Toutes les vies humaines ont-elles la même valeur ?

Ceci n’est pas une réflexion philosophique.

Ceci est un dilemme moral auquel l’humanité sera confrontée, lorsque les voitures autonomes auront le droit de circuler.

Une enquête mondiale

Le MIT (Massachusetts Institute of Technology) a réalisé une enquête mondiale, qui interroge plus de deux millions de personnes, pour savoir si les gens souhaiteraient qu’une échelle de priorité des vies soit établie par les intelligences artificielles, qui « pilotent » les voitures autonomes, bientôt misent en circulation sur nos routes.

Par bien des aspects, l’être humain, face à l’intelligence artificielle, est un piètre conducteur.
Ainsi, la raison et le progrès technologique nous poussent à déléguer cette « tâche », à des systèmes automatisés, objectivement plus efficaces car non-humains, c’est-à-dire privés d’émotions, de perturbations physiques, de difficultés psychiques où de problèmes de concentration...

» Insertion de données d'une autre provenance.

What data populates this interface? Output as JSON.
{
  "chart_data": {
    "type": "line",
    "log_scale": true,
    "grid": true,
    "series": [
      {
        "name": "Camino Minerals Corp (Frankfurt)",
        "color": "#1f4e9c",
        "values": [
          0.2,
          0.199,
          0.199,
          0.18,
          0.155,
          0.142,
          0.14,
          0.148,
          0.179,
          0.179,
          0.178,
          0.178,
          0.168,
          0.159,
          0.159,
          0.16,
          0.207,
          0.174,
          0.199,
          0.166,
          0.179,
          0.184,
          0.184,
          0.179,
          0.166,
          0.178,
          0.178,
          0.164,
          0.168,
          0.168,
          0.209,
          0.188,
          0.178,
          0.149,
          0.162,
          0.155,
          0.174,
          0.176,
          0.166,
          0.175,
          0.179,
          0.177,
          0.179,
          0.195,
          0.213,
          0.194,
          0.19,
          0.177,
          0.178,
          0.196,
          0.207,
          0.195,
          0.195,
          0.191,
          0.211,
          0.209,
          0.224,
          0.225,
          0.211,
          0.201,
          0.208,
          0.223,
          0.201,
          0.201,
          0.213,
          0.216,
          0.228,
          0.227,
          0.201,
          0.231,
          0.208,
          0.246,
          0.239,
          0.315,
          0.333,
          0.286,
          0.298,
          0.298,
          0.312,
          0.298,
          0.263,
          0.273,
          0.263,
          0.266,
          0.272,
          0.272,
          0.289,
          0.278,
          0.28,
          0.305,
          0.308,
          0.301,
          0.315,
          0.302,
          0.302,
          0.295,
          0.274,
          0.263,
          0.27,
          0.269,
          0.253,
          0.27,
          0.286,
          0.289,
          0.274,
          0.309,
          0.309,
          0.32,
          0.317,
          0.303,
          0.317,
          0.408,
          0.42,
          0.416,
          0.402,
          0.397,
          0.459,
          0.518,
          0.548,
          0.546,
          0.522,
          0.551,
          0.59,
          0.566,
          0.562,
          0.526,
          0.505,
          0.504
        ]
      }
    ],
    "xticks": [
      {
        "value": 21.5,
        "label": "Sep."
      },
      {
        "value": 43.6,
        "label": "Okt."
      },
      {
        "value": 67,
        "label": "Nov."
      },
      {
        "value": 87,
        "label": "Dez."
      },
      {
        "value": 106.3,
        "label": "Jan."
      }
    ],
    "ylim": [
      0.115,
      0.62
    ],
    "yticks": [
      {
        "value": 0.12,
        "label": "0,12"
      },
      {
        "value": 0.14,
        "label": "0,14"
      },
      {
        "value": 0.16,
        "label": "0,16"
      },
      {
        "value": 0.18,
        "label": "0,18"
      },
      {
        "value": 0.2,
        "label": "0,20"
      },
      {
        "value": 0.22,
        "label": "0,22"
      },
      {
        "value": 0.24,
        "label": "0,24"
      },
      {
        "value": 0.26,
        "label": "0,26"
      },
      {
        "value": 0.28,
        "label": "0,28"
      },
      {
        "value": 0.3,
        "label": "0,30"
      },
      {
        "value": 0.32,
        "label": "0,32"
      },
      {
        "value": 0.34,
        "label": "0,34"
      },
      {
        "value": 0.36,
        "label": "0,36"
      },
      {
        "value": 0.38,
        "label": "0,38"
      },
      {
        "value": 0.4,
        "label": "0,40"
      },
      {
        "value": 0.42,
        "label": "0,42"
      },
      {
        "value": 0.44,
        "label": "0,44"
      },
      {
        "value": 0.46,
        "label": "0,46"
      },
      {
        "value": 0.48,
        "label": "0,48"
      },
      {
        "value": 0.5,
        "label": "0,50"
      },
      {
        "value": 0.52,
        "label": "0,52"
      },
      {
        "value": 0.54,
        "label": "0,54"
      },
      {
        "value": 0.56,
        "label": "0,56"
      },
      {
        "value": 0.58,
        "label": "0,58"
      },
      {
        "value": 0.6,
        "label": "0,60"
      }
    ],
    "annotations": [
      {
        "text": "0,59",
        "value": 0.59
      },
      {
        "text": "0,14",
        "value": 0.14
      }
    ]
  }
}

L’humanité s’apprête à autoriser une machine, la voiture autonome, à décider seule de qui doit vivre et qui doit mourir, sans supervision humaine et en temps réel.

Les résultats de cette étude ont pour but d’influencer la législation des pays et le paramétrage des véhicules que les constructeurs automobiles s’apprêtent à mettre entre nos mains.

Les femmes et les enfants d’abord

Imaginons une situation d’accident : les freins d’une voiture autonome lâchent. A bord de cette voiture folle, il y a une femme et un enfant. Face à la voiture, sur la route, trois personnes âgées traversent au feu rouge.

La voiture autonome, doit-elle continuer tout droit et écraser les piétons ? Où braquer soudainement et tuer les passagers ? Et si c’est une femme enceinte, accompagnée d’un enfant qui se trouve au milieu de la route ?

Face à ces dilemmes moraux, l’enquête du MIT nous révèle les choix de la majorité des répondants :

- privilégier la vie des jeunes et des personnes en bonne santé, plutôt que celle des anciens et des malades.

- épargner le plus de vies possibles : un groupe de 7 personnes doit avoir la priorité sur un groupe de 6 individus

- les vies humaines comptent plus que les vies animales.

- le statut social et le respect de la loi comptent pour être sauvé : les SDF et les personnes qui ne respectent pas les feux ou le code de la route ont ainsi plus de risques de se faire tuer par une voiture autonome.

- la probabilité d’être percuté augmente si l’on est obèse et baisse si l’on est une femme.

Cette rationalisation à l’extrême peut paraitre effrayante, mais les questionnés étaient soumis à des dilemmes où ils ne pouvaient rien faire d’autre que de choisir.
C’est le principe d’une expérience de pensée, appelée le problème du tramway, ou le choix délibéré de protéger un groupe A pénalise le groupe B, qui se retrouve sacrifié.

Des scénarios rares

Les voitures autonomes sont conçues pour éviter de se mettre en danger. Chaque seconde, elles prennent de dix à cent décisions.
Autrement dit, avant de se retrouver dans de tels dilemmes, il existe de multiples possibilités d’y échapper.

Si de tels scénarios dramatiques se produisent, ils seront la conséquence de multiples dysfonctionnements, qui se sont produits en amont de l’accident.

Finalement, cette étude, dont le but était de révéler les préférences des gens lorsqu’il s’agit de choisir les victimes d’un accident, nous amène à réfléchir sur un futur où l’être humain ne sera plus maître de ses actes ni de son destin.

Cet avenir se dessine chaque jour un peu plus sous nos yeux de spectateurs ébahis.